September through December were the darkest months of my life, so far (a little Homer Simpson reference for you.) I was deep in my cups every night. I was going through a handle of whiskey a week (usually less than a week). I wasn’t sleeping. I was in a perpetual state of brain fog. I would wake up from what few hours of sleep I had, if you could even call it sleep, swear off drinking then go to a boozy lunch at work where I of course ordered a fancy old fashioned while everyone else drank an innocent beer. I cycled between hungover wakefulness, the in between where I was actively consuming, blacking out, passing out, then waking up in the middle of the night, riddled with anxiety and shame. I looked to all the holistic health modalities to explain why I was so tired all the time. Waking up at 3am every night is linked to the liver meridian, according to Traditional Chinese Medicine, and is said to store anger and resentment. That must be it! I need to do some soul searching to uncover this anger and resentment. And I’ll do it with a whiskey in my hand. I didn’t dare admit that my beloved drink was to blame. The drink evoked a warmth that uncoiled in my belly and slowly slithered into my every nook and cranny, a false sense of happiness. The drink made me feel alive. That was, until I couldn’t feel anything at all.
I mostly work from home now. Since the start of the year, I’ve been into the office twice. The second time was this week and it was a total last minute decision. My manager’s manager was in town but no one told me in advance. THANKS GUYS. When I sat at my desk, it was so foreign to me (no diffuser! The horror!) that I had to clean up some papers, move binders to the filing cabinet, you know, general tidying. In the process, I found a blue post it note. On it, I, at some point, had written “losing you to you.” I don’t have any recollection of writing this note. I don’t know where or how I came up with such a saying. What I do know is there is not a more concise way to describe what eventually happened because of my drinking. I lost myself to myself. I looked in the mirror and no longer recognized who I was. I didn’t like what I saw and wasn’t willing to accept what I saw. So, I drank. I drank to blur the image of my own existence. I drank to hide who I was. Actually, I drank to change who I was is more like it. I didn’t want to be me or to have the life I have. I wanted something else.
These last 100+ days have been nothing short of humbling. I am constantly reminded of my humanness and my deep desire to belong. Nevermind the fact that I never belonged to myself. I never pulled a chair out for myself and gave myself a seat at my own table.
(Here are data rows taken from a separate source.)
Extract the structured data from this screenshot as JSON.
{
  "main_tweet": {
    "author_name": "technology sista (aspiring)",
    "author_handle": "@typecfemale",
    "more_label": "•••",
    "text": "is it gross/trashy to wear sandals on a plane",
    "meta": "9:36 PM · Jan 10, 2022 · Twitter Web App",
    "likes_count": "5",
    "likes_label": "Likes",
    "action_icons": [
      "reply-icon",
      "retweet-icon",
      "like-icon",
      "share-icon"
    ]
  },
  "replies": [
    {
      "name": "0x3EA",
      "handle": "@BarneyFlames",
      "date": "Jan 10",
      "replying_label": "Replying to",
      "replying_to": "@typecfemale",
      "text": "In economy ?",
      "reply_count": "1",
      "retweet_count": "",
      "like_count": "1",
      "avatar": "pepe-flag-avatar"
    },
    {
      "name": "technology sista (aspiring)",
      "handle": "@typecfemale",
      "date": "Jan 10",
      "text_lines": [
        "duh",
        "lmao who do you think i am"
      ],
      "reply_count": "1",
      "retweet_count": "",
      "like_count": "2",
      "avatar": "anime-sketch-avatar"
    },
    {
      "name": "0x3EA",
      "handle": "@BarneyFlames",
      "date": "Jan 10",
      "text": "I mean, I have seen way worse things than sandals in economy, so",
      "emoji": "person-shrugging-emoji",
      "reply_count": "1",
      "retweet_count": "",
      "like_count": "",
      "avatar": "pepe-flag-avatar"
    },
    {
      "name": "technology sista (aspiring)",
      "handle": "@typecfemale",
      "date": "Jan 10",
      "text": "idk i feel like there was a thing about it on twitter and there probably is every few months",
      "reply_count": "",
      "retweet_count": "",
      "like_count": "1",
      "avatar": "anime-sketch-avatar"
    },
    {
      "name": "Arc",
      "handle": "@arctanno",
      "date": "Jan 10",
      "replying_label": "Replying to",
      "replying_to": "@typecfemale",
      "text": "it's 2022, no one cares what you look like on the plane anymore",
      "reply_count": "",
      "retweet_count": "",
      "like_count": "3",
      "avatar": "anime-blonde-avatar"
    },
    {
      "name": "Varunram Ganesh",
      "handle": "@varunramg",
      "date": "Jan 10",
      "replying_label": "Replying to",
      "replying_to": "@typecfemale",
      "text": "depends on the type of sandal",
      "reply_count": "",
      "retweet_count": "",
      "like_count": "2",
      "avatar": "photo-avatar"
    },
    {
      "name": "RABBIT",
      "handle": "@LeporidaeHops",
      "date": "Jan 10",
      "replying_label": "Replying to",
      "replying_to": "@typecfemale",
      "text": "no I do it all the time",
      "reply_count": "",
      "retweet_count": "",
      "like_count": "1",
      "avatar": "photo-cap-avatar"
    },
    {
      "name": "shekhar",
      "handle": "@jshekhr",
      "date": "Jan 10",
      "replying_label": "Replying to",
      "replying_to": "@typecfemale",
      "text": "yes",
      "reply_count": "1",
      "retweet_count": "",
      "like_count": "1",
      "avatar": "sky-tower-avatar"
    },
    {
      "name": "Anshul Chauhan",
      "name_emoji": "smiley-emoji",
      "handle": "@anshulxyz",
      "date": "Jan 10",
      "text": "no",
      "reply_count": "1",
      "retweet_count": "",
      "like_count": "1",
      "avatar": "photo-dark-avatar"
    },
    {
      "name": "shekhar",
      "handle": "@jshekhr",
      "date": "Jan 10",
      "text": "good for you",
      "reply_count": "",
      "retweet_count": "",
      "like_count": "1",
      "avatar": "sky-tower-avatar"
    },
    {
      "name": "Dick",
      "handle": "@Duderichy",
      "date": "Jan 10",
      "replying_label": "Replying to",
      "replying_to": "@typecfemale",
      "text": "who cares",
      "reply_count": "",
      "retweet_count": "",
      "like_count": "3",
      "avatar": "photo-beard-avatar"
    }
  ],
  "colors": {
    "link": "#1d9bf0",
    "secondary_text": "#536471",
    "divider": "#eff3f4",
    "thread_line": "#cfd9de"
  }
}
I wanted to be at someone else’s table, even when that table only had two legs and the head of the table held up the third side with his hand. It wasn’t a stable table. So when the head of the table got tired and dropped that side, the table came crashing down and none of us had a place to sit. I was back to my chameleon ways, eyeing the table for one in the sunny corner with a stack of books next to it, but denying myself the opportunity to nourish my soul by finding an even more sketchy table to stand around. There were no seats for me. But there was a group of people that I could stand around/with to look like I belonged. Surely that would be better than sitting by myself. Ensue groupthink.
I’ve said before, I love to learn but I can be a slow learner. Not drinking has been an act of rebellion in a lot of ways. It’s rubbed some people the wrong way and made them uncomfortable. But I’m no longer here to manage anyone else’s uncomfortableness. Not drinking has allowed me to stand rooted in my strength, something that I would NOT have done just 109 days ago. And something I DIDN’T do 109 days ago when opportunity actually arose. I’m no longer “losing myself to myself.” I’m welcoming myself to myself. I’m learning what inspires me, what creativity looks like/feels like for me, what my values are. I’m slowly coming home to myself. And the journey back has been that of a mountaineering professional on a PCT thru-hike. Burn areas, dessert, snow, forest, peaks, valleys, stream crossings, hail storms, thunderstorms, sunny days, windy days, scrambles, flat terrain. A few forks in the trail where I went left when I should’ve gone right but eventually got back. And yet, it’s been the most purposeful experience of my life. I’m exposing myself to the elements and remembering how strong I truly am. How resilient I am. How brave I am.